Psychosocial support

  • Connect with support groups (e.g., RRP Foundation, local patient advocacy groups).
  • Consider counseling or psychotherapy, especially for children who may experience isolation due to voice differences.
  • School accommodations: Provide a note to teachers for voice rest periods and possible speech‑therapy services.

When traveling

  • Carry a copy of your medical summary, including recent imaging and the name of the treating surgeon.
  • Bring a portable humidifier or saline nasal spray for dry airplane cabins.
  • Identify the nearest hospital with ENT services at your destination.

Prevention

Because the disease originates from HPV infection, primary prevention targets the virus.

  • HPV vaccination: The 9‑valent vaccine (Gardasil 9) protects against HPV 6 and 11, the strains responsible for >90 % of RRP. Routine vaccination at ages 11–12 (can start as early as 9) is strongly recommended by the CDC and WHO.
  • Maternal screening & treatment: Pregnant women with genital warts should discuss treatment options with obstetric providers. While treatment during pregnancy is limited, awareness helps inform delivery planning.
  • Safe sexual practices: Using barrier protection during oral sex reduces the risk of adult‑onset transmission.
  • Hand hygiene: Reduces spread of HPV from genital to oral sites in household settings.
  • Avoid unnecessary airway instrumentation: When possible, limit repeated intubations or bronchoscopy that could seed virus.

Complications

If left untreated or inadequately controlled, RP can lead to significant morbidity.

  • Airway obstruction: Progressive narrowing can cause chronic stridor, sleep‑disordered breathing, or acute respiratory failure.
  • Voice impairment: Persistent hoarseness or aphonia may affect communication, education, and employment.
  • Recurrent infections: Papillomas trap mucus, promoting bacterial colonization and pneumonia.
  • Pulmonary involvement: In rare cases, papillomas spread to the lungs, causing diffuse lesions, pneumothorax, or respiratory insufficiency.
  • Malignant transformation: Although the papillomas are benign, about 1–5 % (higher in HPV‑11 infection) may evolve into squamous cell carcinoma, particularly in smokers or immunocompromised adults.
  • Psychosocial impact: Chronic voice loss can lead to anxiety, depression, and social withdrawal.

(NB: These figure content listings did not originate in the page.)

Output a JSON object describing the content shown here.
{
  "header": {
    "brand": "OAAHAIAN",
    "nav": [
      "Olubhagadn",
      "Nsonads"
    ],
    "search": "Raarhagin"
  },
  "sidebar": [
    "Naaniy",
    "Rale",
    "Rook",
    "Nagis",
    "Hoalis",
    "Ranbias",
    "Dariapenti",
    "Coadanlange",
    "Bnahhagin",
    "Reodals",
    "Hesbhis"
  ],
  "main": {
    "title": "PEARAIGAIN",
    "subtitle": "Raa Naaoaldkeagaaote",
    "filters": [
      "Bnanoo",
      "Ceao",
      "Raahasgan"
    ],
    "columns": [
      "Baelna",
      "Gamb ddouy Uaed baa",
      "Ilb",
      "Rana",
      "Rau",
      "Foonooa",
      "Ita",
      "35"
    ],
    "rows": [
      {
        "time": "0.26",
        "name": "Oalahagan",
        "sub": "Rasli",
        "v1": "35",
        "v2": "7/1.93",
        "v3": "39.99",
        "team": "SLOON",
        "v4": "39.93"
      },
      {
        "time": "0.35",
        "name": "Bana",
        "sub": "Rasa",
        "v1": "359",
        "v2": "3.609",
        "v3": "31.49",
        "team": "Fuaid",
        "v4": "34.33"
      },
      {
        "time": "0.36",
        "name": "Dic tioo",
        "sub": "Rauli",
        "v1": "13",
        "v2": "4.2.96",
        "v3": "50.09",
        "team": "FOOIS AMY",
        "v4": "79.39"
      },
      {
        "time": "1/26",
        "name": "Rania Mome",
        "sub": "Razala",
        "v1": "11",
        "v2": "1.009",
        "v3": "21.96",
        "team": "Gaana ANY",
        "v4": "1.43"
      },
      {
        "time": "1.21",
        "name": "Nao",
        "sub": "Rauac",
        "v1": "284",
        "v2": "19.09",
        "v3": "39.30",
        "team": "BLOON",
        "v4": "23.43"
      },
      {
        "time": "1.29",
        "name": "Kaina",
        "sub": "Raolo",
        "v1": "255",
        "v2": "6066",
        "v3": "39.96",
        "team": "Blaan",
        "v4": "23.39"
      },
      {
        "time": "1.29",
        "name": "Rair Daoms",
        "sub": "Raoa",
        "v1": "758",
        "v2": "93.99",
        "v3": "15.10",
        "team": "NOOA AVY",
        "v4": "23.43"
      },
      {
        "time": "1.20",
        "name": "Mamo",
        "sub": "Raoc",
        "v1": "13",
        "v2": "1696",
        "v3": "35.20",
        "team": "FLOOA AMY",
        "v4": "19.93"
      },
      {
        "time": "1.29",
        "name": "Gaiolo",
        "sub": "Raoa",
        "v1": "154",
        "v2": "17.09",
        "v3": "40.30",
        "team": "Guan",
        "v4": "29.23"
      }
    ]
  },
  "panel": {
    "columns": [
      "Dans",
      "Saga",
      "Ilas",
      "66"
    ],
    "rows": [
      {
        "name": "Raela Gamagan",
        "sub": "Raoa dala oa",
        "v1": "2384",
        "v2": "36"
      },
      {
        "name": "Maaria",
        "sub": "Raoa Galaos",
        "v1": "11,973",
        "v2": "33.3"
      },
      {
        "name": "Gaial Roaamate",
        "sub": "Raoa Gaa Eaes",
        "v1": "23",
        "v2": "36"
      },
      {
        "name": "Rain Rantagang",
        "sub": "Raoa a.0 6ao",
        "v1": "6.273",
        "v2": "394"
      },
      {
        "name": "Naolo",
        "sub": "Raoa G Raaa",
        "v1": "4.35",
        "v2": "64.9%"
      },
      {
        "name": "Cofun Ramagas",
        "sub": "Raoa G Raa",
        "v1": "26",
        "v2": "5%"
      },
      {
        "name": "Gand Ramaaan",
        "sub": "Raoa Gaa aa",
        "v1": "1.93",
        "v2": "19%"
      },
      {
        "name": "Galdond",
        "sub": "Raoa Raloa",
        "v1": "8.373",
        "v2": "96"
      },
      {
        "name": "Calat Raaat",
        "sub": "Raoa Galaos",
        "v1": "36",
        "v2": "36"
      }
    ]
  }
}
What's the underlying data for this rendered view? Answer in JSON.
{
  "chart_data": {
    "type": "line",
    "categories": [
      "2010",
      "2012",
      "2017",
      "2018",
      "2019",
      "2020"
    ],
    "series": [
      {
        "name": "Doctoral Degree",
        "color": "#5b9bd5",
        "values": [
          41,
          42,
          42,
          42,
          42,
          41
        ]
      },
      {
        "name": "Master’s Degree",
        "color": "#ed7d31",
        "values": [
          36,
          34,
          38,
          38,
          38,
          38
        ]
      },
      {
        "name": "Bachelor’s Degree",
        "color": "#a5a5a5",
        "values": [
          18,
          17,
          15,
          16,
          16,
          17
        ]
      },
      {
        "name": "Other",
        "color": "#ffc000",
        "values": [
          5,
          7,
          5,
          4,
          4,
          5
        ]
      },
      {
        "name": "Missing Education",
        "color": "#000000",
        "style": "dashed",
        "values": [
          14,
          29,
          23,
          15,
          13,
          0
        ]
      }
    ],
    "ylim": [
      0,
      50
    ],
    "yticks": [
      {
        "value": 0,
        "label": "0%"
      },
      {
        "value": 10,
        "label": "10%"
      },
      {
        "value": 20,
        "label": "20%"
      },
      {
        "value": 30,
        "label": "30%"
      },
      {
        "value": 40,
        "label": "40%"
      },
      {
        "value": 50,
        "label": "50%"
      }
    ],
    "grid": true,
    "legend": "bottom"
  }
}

When to Seek Emergency Care

Call 911 or go to the nearest emergency department immediately if you notice any of the following:
  • Sudden worsening of breathing difficulty or inability to breathe (silent chest, gasping).
  • Severe stridor that does not improve with sitting upright.
  • Bluish color around lips or fingertips (cyanosis).
  • Rapid heart rate (tachycardia) accompanied by faintness or loss of consciousness.
  • Vomiting large amounts of blood or coughing up bright red blood.
  • Sudden, severe chest pain that radiates to the back.

These signs may indicate acute airway obstruction, which requires immediate medical treatment.


References

  • Mayo Clinic. Recurrent respiratory papillomatosis. 2023. https://www.mayoclinic.org
  • Centers for Disease Control and Prevention. HPV Vaccine Recommendations. 2024. https://www.cdc.gov
  • National Institutes of Health, National Cancer Institute. Human Papillomavirus (HPV) and RRP. 2022.
  • Cleveland Clinic. Recurrent Respiratory Papillomatosis: Treatment Options. 2023.
  • World Health Organization. Human papillomavirus (HPV) and diseases. 2023.
  • Derkay CS, et al. Recurrent respiratory papillomatosis: review of the literature and clinical practice guidelines. *Laryngoscope*. 2021;131(4):877‑889.
  • Huang SH, et al. Systemic bevacizumab for severe adult-onset RRP. *JAMA Otolaryngol Head Neck Surg*. 2022;148(9):845‑852.